Terapia contra o câncer ganha o Nobel de Medicina
Imunoterapia, que faz o organismo combater a doença, trouxe resultados inéditos para tumores antes sem resposta
O Prêmio Nobel de Medicina ou Fisiologia de 2018 foi anunciado nesta segunda (1º) para o americano James P. Allison e o japonês Tasuku Honjo pelas descobertas ligadas ao combate do câncer com drogas que “bombam” a função do sistema imunológico, a chamada imunoterapia.
A estratégia “remove o disfarce” do tumor para que o próprio organismo lute contra a doença.

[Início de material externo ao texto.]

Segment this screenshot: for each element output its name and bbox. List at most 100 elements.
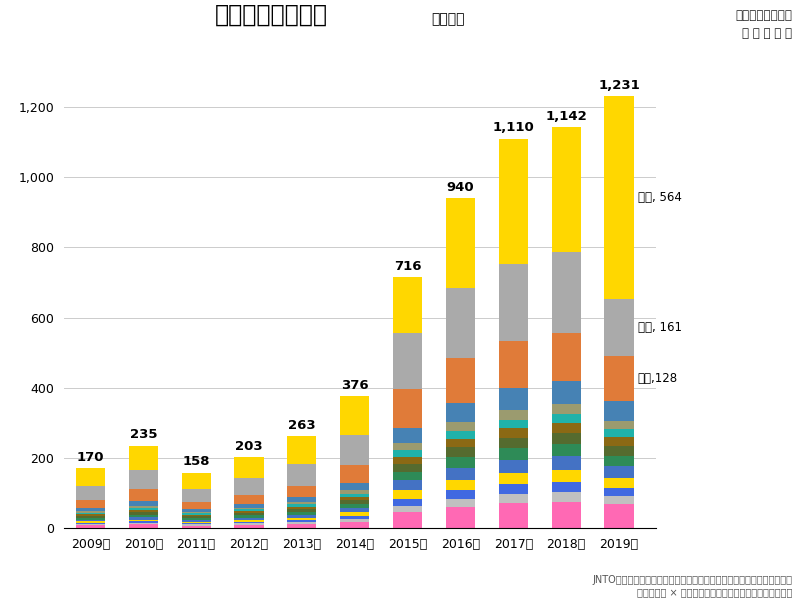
Bar [76, 516, 105, 518]
Bar [605, 496, 634, 504]
Bar [498, 473, 528, 484]
Bar [182, 512, 210, 513]
Bar [182, 524, 210, 526]
Bar [340, 512, 370, 516]
Bar [552, 433, 581, 444]
Bar [340, 494, 370, 497]
Bar [393, 277, 422, 333]
Bar [287, 502, 316, 505]
Bar [129, 506, 158, 508]
Bar [498, 388, 528, 410]
Bar [552, 127, 581, 253]
Bar [552, 444, 581, 456]
Bar [605, 446, 634, 456]
Bar [340, 490, 370, 494]
Bar [498, 503, 528, 528]
Bar [129, 470, 158, 490]
Bar [287, 436, 316, 464]
Bar [182, 526, 210, 528]
Bar [182, 517, 210, 518]
Bar [605, 96, 634, 299]
Bar [393, 506, 422, 512]
Bar [182, 473, 210, 489]
Bar [446, 499, 475, 507]
Bar [129, 523, 158, 524]
Bar [498, 428, 528, 437]
Bar [446, 457, 475, 467]
Bar [129, 508, 158, 510]
Bar [76, 518, 105, 520]
Bar [287, 464, 316, 485]
Bar [182, 521, 210, 523]
Bar [605, 488, 634, 496]
Bar [552, 423, 581, 433]
Bar [129, 512, 158, 515]
Bar [340, 483, 370, 490]
Bar [498, 264, 528, 341]
Bar [605, 356, 634, 401]
Bar [182, 515, 210, 517]
Bar [446, 431, 475, 439]
Text: 中国, 564: 中国, 564 [638, 191, 682, 204]
Bar [76, 514, 105, 516]
Bar [129, 517, 158, 520]
Text: 716: 716 [394, 260, 422, 272]
Bar [234, 509, 263, 511]
Bar [605, 401, 634, 421]
Text: 台湾,128: 台湾,128 [638, 372, 678, 385]
Bar [340, 508, 370, 512]
Bar [393, 333, 422, 389]
Bar [393, 499, 422, 506]
Bar [605, 504, 634, 528]
Bar [76, 521, 105, 523]
Text: JNTO「訪日外客数」、観光庁「訪日外国人消費動向調査」をもとに推計: JNTO「訪日外客数」、観光庁「訪日外国人消費動向調査」をもとに推計 [592, 575, 792, 585]
Bar [340, 516, 370, 520]
Bar [393, 451, 422, 457]
Text: 1,231: 1,231 [598, 79, 640, 92]
Bar [498, 494, 528, 503]
Bar [340, 520, 370, 522]
Bar [552, 470, 581, 482]
Bar [552, 482, 581, 492]
Bar [393, 457, 422, 464]
Bar [340, 396, 370, 435]
Bar [446, 490, 475, 499]
Bar [129, 510, 158, 512]
Bar [340, 522, 370, 528]
Bar [287, 520, 316, 522]
Bar [605, 456, 634, 466]
Bar [287, 512, 316, 515]
Bar [393, 428, 422, 443]
Bar [234, 457, 263, 478]
Bar [129, 446, 158, 470]
Bar [552, 404, 581, 414]
Text: 1,142: 1,142 [546, 110, 587, 123]
Bar [234, 495, 263, 503]
Bar [287, 497, 316, 502]
Bar [76, 513, 105, 514]
Text: 170: 170 [77, 451, 104, 464]
Text: 235: 235 [130, 428, 157, 442]
Bar [234, 518, 263, 520]
Bar [446, 467, 475, 480]
Bar [234, 525, 263, 528]
Bar [129, 524, 158, 528]
Text: 158: 158 [182, 455, 210, 469]
Text: 韓国, 161: 韓国, 161 [638, 321, 682, 334]
Bar [129, 521, 158, 523]
Bar [446, 439, 475, 448]
Bar [234, 503, 263, 508]
Bar [129, 515, 158, 517]
Bar [498, 460, 528, 473]
Bar [340, 435, 370, 465]
Text: ２０２０．６．１: ２０２０．６．１ [735, 9, 792, 22]
Bar [552, 253, 581, 333]
Bar [393, 389, 422, 428]
Bar [446, 403, 475, 422]
Bar [552, 502, 581, 528]
Bar [393, 480, 422, 490]
Bar [182, 513, 210, 515]
Bar [498, 437, 528, 448]
Bar [498, 139, 528, 264]
Text: 940: 940 [446, 181, 474, 194]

A descoberta, segundo o Comitê do Nobel do Instituto Karolinska, na Suécia, tornou-se um quarto pilar no tratamento contra o câncer, junto com quimioterapia, cirurgia e radioterapia. Médicos e biologistas já esperavam que a área fosse premiada.
A imunoterapia teve grande desenvolvimento nas últimas décadas e elevou a efetividade de tratamentos contra vários tipos de câncer, como melanoma, câncer de pulmão e câncer de rim ,que não respondiam bem às drogas existentes.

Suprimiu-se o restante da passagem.